By: Kristi Goode
**Do you know the benefits of salmon? When purchased wild-caught, you’re getting anti-inflammatory omega-3 fatty acids like EPA and DHA. These are important for the health of your body!
Prep time: 15 minutes
Cook time: 30 minutes
Total Time: 45 minutes
Servings: 3-6 (You can have 2 per person, or 1 each.)
3 6-ounce cans of wild-caught salmon (I used Wild Planet)
1 cup of canned (no sugar added) sweet potato
1/3 cup Coconut flour (I used Bob’s Redmill)
½ of one shallot, mined
1 tablespoon dried parsley flakes
1 teaspoon salt
¼ teaspoon pepper
½ teaspoon paprika
½ teaspoon garlic powder
2 tablespoons of ghee (for greasing the pan)
Lemons for garnish
1. Preheat oven to 425 F.
2. Use all of the ghee to grease a cookie sheet or non-stick baking sheet pan.
3. Add the two eggs to a large mixing bowl and whisk.
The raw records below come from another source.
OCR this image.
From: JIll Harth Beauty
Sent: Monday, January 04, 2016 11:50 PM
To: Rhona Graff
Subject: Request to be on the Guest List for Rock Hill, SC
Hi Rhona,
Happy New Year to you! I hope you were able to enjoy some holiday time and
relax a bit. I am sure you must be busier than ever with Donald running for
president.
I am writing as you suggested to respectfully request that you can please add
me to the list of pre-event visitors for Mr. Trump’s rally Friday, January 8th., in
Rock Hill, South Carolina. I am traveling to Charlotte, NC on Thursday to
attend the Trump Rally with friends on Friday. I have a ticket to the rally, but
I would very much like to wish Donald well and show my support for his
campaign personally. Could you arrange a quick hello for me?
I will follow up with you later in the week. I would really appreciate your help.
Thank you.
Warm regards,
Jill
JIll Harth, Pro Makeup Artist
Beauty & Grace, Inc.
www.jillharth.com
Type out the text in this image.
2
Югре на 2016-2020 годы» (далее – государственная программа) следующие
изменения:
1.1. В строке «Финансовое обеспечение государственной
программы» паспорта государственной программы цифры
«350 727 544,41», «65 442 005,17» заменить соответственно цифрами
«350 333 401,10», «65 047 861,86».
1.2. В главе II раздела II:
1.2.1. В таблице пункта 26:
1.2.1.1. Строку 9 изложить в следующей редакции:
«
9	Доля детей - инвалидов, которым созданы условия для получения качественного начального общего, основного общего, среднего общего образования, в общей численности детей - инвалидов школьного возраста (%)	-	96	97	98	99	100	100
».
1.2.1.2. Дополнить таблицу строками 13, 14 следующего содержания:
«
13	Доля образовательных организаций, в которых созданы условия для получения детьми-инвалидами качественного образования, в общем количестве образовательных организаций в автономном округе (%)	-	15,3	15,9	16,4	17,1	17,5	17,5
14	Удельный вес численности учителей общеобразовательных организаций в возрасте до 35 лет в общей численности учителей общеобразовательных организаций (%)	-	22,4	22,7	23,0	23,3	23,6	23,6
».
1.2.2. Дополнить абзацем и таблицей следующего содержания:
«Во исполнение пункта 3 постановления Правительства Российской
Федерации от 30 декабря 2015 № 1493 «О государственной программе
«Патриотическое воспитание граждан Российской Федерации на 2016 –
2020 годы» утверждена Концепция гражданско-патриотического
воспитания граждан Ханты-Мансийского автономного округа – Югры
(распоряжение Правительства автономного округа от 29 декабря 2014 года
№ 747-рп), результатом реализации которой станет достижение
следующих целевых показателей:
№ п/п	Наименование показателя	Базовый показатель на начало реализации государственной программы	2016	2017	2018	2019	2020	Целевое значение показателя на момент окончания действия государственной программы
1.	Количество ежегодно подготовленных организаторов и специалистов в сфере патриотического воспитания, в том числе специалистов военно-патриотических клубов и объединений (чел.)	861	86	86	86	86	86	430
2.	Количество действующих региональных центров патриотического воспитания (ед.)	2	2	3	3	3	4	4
4. Drain the liquid from all three cans of salmon and add to the bowl with the eggs.
5. Add the rest of the ingredients: sweet potatoes, coconut flour, shallots, parsley, salt, pepper, paprika, and garlic powder to the bowl, and mix well with a spoon.
6. Divide the mixture into 6 servings (about a 1/3 cup for each serving).
7. Drop each serving onto the greased sheet pan and form them into a circle, while flattening the tops down. They will look like a disc shape. Make sure all 6 are uniform in shape.
8. Bake for 15 minutes on one side, then flip them and continue to bake another 15 minutes until browned on top!